Iran warns of massive pollution from oil exploration

Iran’s top environmental official has warned that severe pollution is threatening the Persian Gulf and calls for an international patrol force.


“The Persian Gulf is facing severe ecological pollution as a result of oil extraction as well as other economic activities,” Iranian Vice-President and Head of the Department of the Environment, Masoumeh Ebtekar said on 29 January. She warned that if the coastal states of the waters, which include the rich Gulf States, did not take measures to check the current trend of the sea’s pollution, serious damage would be inflicted to its rich aquatic resources.

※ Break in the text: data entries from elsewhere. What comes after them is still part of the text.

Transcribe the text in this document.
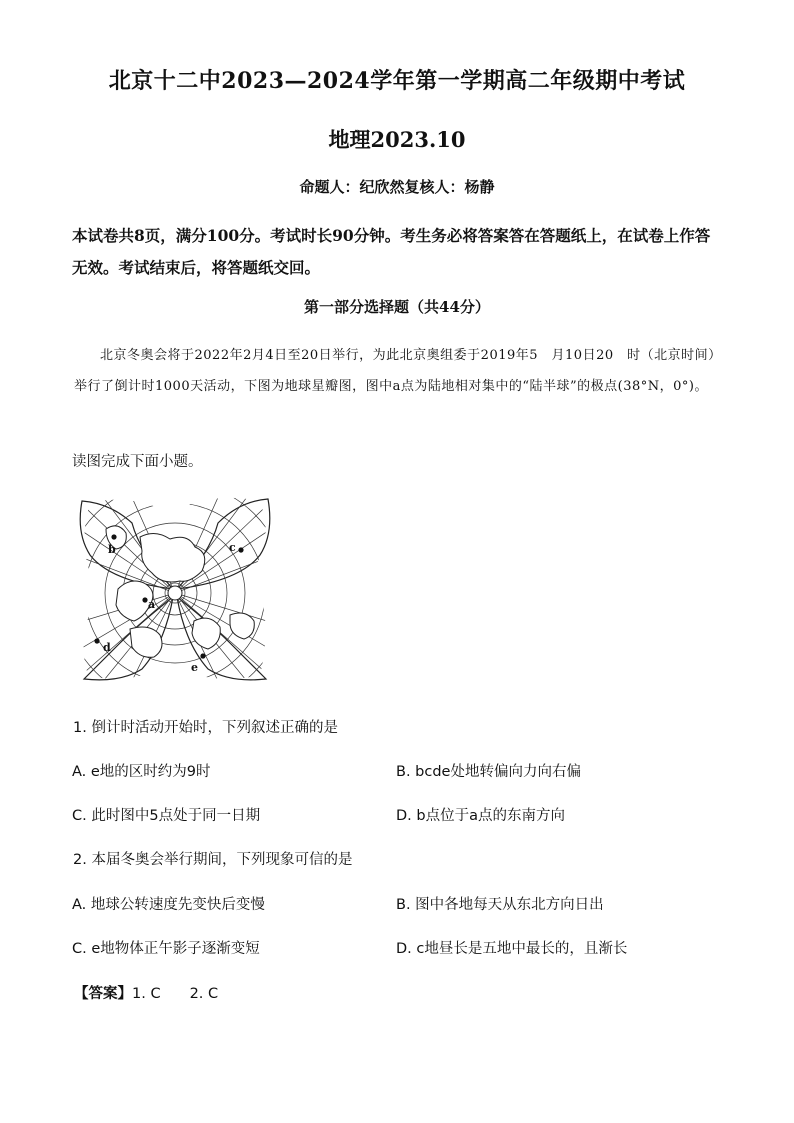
北京十二中2023—2024学年第一学期高二年级期中考试
地理2023.10
命题人：纪欣然复核人：杨静
本试卷共8页，满分100分。考试时长90分钟。考生务必将答案答在答题纸上，在试卷上作答无效。考试结束后，将答题纸交回。
第一部分选择题（共44分）
北京冬奥会将于2022年2月4日至20日举行，为此北京奥组委于2019年5　月10日20　时（北京时间）举行了倒计时1000天活动，下图为地球星瓣图，图中a点为陆地相对集中的“陆半球”的极点(38°N，0°)。
读图完成下面小题。
a
b	c
d
e
1. 倒计时活动开始时，下列叙述正确的是
A. e地的区时约为9时	B. bcde处地转偏向力向右偏
C. 此时图中5点处于同一日期	D. b点位于a点的东南方向
2. 本届冬奥会举行期间，下列现象可信的是
A. 地球公转速度先变快后变慢	B. 图中各地每天从东北方向日出
C. e地物体正午影子逐渐变短	D. c地昼长是五地中最长的，且渐长
【答案】1. C　　2. C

Ebtekar suggested that a marine guard squad, with the participation of all regional states, be formed to reinforce control of the traffic of oil tankers and ships in the sea and added that regular patrols conducted by Iran to protect the sea’s ecology over the last two years have produced good results.

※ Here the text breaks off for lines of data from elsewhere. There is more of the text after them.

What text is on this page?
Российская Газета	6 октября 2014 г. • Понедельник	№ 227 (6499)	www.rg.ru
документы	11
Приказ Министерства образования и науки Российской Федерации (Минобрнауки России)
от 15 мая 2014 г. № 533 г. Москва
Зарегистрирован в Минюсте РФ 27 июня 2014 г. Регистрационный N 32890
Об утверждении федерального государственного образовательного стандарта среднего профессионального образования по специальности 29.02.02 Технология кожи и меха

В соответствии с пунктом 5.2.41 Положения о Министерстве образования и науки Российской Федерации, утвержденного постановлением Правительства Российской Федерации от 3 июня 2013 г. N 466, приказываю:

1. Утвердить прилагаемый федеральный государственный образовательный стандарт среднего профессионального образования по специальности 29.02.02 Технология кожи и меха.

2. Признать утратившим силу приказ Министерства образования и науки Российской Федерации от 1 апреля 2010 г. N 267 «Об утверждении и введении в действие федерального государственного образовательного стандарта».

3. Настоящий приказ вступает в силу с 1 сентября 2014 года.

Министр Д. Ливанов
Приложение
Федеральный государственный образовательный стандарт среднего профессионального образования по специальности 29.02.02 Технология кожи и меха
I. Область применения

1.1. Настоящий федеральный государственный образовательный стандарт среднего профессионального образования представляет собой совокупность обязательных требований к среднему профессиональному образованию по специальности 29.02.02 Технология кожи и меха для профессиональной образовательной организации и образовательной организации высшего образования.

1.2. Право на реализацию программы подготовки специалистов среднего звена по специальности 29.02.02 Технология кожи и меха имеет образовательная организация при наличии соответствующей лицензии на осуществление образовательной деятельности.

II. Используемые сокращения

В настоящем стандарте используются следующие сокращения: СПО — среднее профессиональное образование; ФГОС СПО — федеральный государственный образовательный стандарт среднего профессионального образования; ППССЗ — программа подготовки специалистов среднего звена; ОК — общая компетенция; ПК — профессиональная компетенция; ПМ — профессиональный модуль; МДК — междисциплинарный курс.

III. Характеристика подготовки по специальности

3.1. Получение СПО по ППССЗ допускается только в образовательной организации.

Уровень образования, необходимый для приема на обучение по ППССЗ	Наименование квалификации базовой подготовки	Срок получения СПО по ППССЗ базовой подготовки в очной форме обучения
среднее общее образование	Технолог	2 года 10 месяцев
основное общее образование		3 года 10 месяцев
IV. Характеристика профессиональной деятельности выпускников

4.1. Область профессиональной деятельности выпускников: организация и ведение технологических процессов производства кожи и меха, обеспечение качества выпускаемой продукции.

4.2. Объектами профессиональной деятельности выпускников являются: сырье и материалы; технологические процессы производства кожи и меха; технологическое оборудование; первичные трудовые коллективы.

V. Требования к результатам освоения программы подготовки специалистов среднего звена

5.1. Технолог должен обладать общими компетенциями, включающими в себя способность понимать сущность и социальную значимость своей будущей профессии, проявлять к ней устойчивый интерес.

Iran recently fined the owner of a Russian chemicals tanker $62.5m for damages and clean-up costs resulting from the ship’s sinking in the Gulf in 1993.

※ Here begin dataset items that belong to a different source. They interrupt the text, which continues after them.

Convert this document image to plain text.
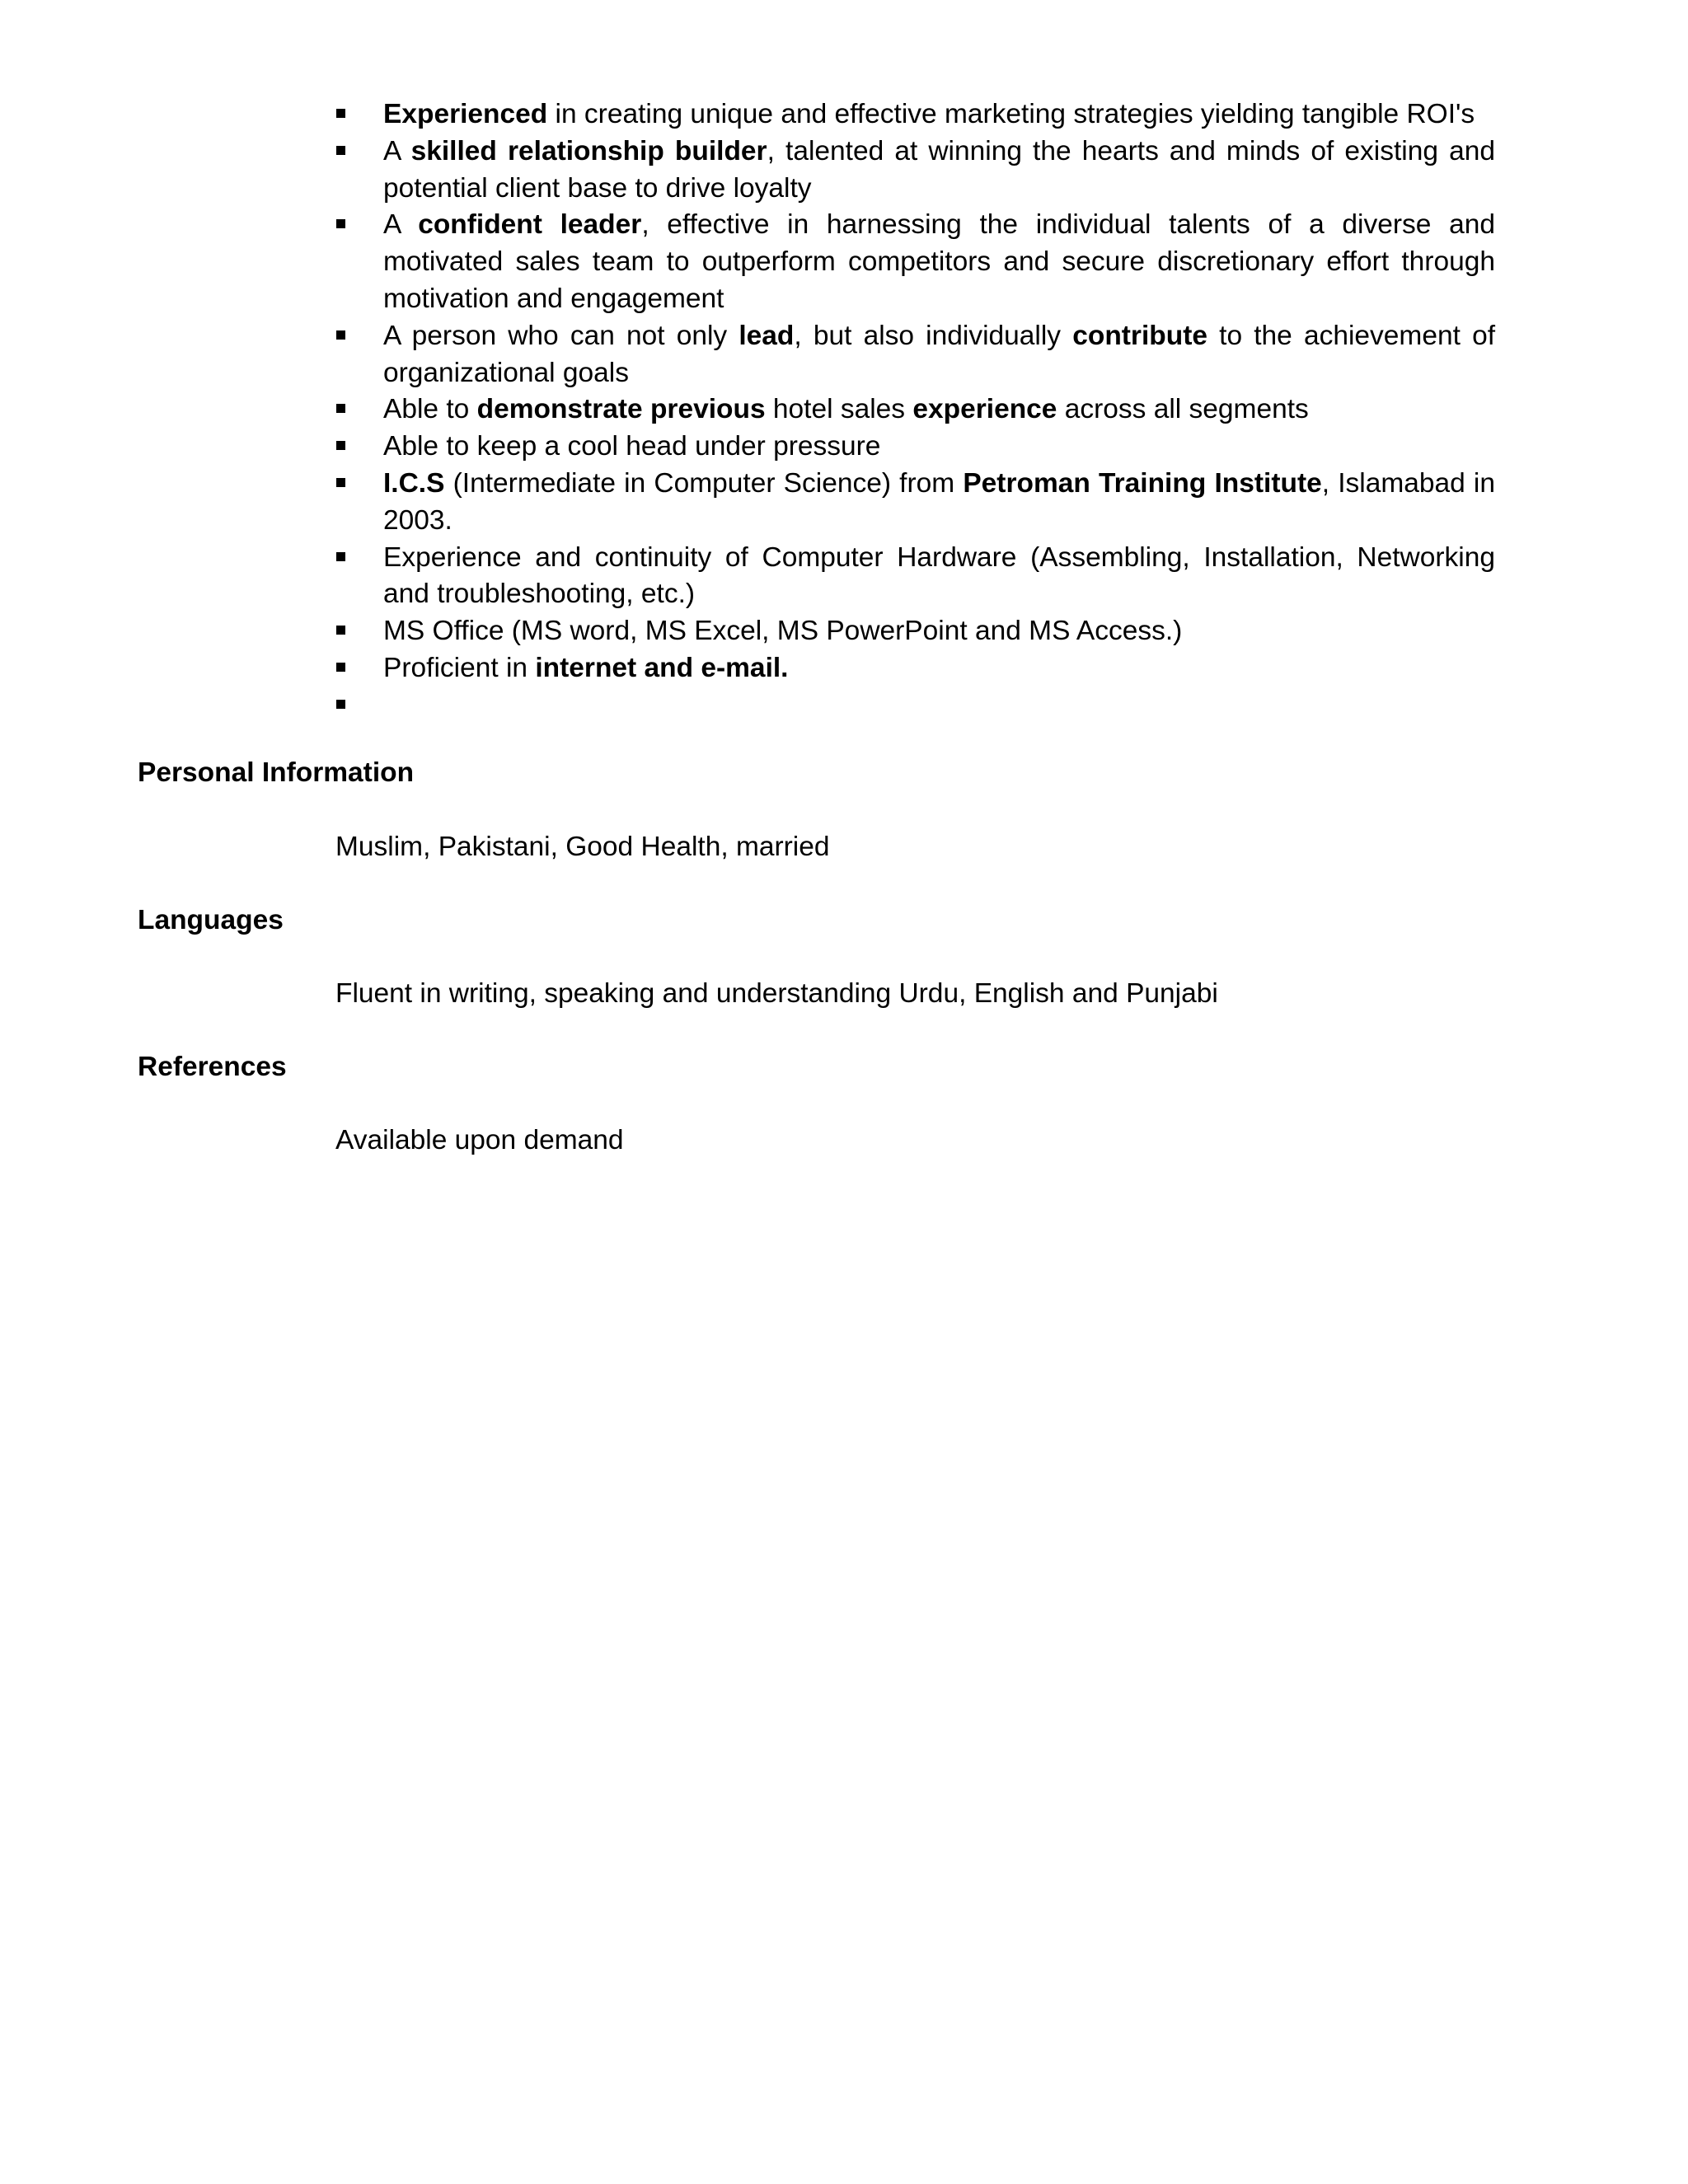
Experienced in creating unique and effective marketing strategies yielding tangible ROI's
A skilled relationship builder, talented at winning the hearts and minds of existing and potential client base to drive loyalty
A confident leader, effective in harnessing the individual talents of a diverse and motivated sales team to outperform competitors and secure discretionary effort through motivation and engagement
A person who can not only lead, but also individually contribute to the achievement of organizational goals
Able to demonstrate previous hotel sales experience across all segments
Able to keep a cool head under pressure
I.C.S (Intermediate in Computer Science) from Petroman Training Institute, Islamabad in 2003.
Experience and continuity of Computer Hardware (Assembling, Installation, Networking and troubleshooting, etc.)
MS Office (MS word, MS Excel, MS PowerPoint and MS Access.)
Proficient in internet and e-mail.

Personal Information
Muslim, Pakistani, Good Health, married
Languages
Fluent in writing, speaking and understanding Urdu, English and Punjabi
References
Available upon demand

The United Nations Environment Programme (UNEP) has also warned that approximately 1.2 million barrels of oil are spilled into the Persian Gulf per year and that the area has significantly higher levels of petroleum hydrocarbons than other major oil-drilling regions. It also says that the Gulf’s oil-producing countries generate from two to eight times more hazardous waste per capita than the United States.